I will say but little, relatively to the appointment of the Brigadiers before alluded to; but I must not conceal, that after what had passed, and my understanding of the compact, that my feelings were not a little wounded by the appointment of any, much more such characters, with out my knowledge.

In giving these details, I have far exceeded the limits of a letter, but hope to be excused for the prolixity of it. My object has been, to give you a clear and distinct view of my understanding of the terms on which I received the Commission with which you were pleased to honor me.

Lengthy as this letter is, there is another subject, not less interesting to the Commander in Chief of the Armies (be him whom he may) than it is important to the United States, which I beg leave to bring respectfully to your view. We are now, near the end of September, and not a man recruited, nor a Battalion Officer appointed, that has come to my knowledge. The consequence is, that the spirit and enthusiasm which prevailed a month or two ago, and would have produced the best men in a short time, is evaporating fast, and a month or two hence, may induce but few, and those perhaps of the worst sort, to Inlist. Instead therefore of having the augmented force in a state of preparation, and under a course of discipline, it is now to be raised; and possibly may not be in existence when the Enemy is in the field: we shall then have to meet veteran Troops, inured to conquest, with Militia, or raw recruits; the consequence of which is not difficult to conceive, or to foretell.

I have addressed you, Sir, with openness & candour—and I hope with respect; requesting to be informed whether your determination to reverse the order of the three Major Generals is final—and whether you mean to appoint another Adjutant General without my concurrence. With the greatest respect & consideration I have the honor to be Sir, Your Most Obedient and Most Humble Servant

Go: Washington

ALS, MHi: Adams Papers; ALS (letterpress copy), DLC:GW; ADfS, DLC:GW; extract, DLC: Hamilton Papers. GW sent his draft of the letter, which he characterizes as a “rough draught,” to James McHenry on 26 September. McHenry returned the draft to GW on 2 Oct. and urged GW to send the letter to Adams, which he did. Adams received the letter in Quincy on 8 Oct. and replied the next day. The draft has many strike-outs and interlineations, all in GW’s hand. GW’s emendations seem to have been made for the sake of clarity, precision, or nicety of style. Hamilton’s clerk, Philip Church, in 1818 wrote below the extract: “copied from the original by myself, at the desire of General Hamilton.”

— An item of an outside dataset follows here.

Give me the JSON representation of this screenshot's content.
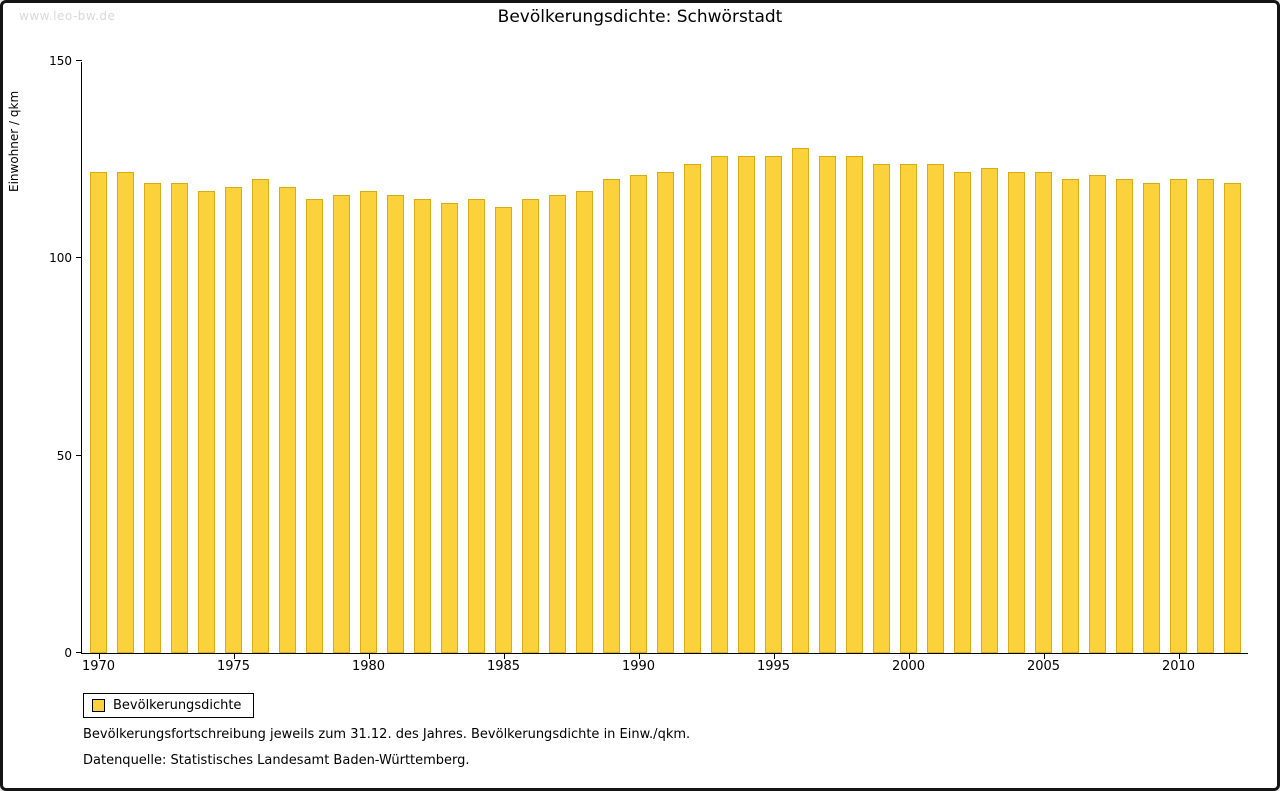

1For a summary of the controversy over the ranking of the three major generals under GW, see GW to Alexander Hamilton, 14 July, n.5.

3For the terms of the acts to create twelve additional regiments for the regular army and to provide for the possible creation of a Provisional Army, see McHenry to GW, 3 July, n.1.

4GW is referring to John Sevier and Anthony Walton White. See James McHenry to GW, 19 Sept., and note 5 of that document.

6GW struck out most of his first version of this paragraph.

8GW’s letters to Henry Knox are dated 16 July and 9 August.